# Where to buy already modified SA Tivo Series 1?



## outz (Jan 15, 2008)

I'm basically looking for a SA Series 1 Tivo that already has the ethernet card, and even more if possible. I've googled a while and have came up with nothing. I see a few series 1's on ebay, but none come with ethernet etc... so I would end up having to bid on another auction. So basically I'm just not feeling the whole do it yourself at the moment and was wondering if anyone knew any places that basically sold modded series 1's. if it's even legal to do that.

the main reason i want a series 1 is because i would like to obtain shell access. i current own a series 2, and the code on the back starts with 5 so apparently i would need to send it off for some $60 prom modification... so i'd just rather buy a series 1 for that much and have something to fall back on if i break it.


----------



## falc122727 (Jan 21, 2004)

Putting an ethernet card into a S1 is very simple. 4 screws to take of the cover and pop in the card.

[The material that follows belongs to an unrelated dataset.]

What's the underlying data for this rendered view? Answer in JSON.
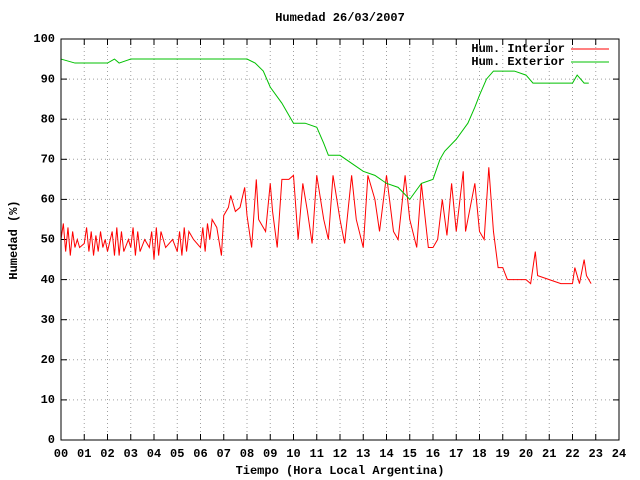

However, look for a S2 on ebay with TCD2xxx. They are hackable without a prom mod and have built in USB 2.0.


----------



## outz (Jan 15, 2008)

thanks for the s2 advice.


----------



## BiloxiGeek (Nov 18, 2001)

If you can find an inexpensive Series 1 you could always just add the TurboNet or CacheCard for fairly cheap. www.9thtee.com is still selling them. TurboNet card is $70, CacheCard is 95.


----------



## surfactant (Jan 21, 2008)

Well, I was just researching what my Series 1 would be worth, since it has lifetime subscription but a flaky modem. I've long thought that I might install the turbonet card (a friend of mine did with no problems and loves it) but the modem never really broke. I just have to watch the progress screen while it's connecting and plug in the phone line right when it starts to dial. Standard, fully working series 1 with lifetime fetch $150-$180 on ebay, with an additional $20-$25 shipping. Would you be interested in mine for $100? Everything else works fine, original remote, etc.

Just curious...


----------



## aarathi (Oct 30, 2007)

I am unaware of this series. Please search in internet through google.


----------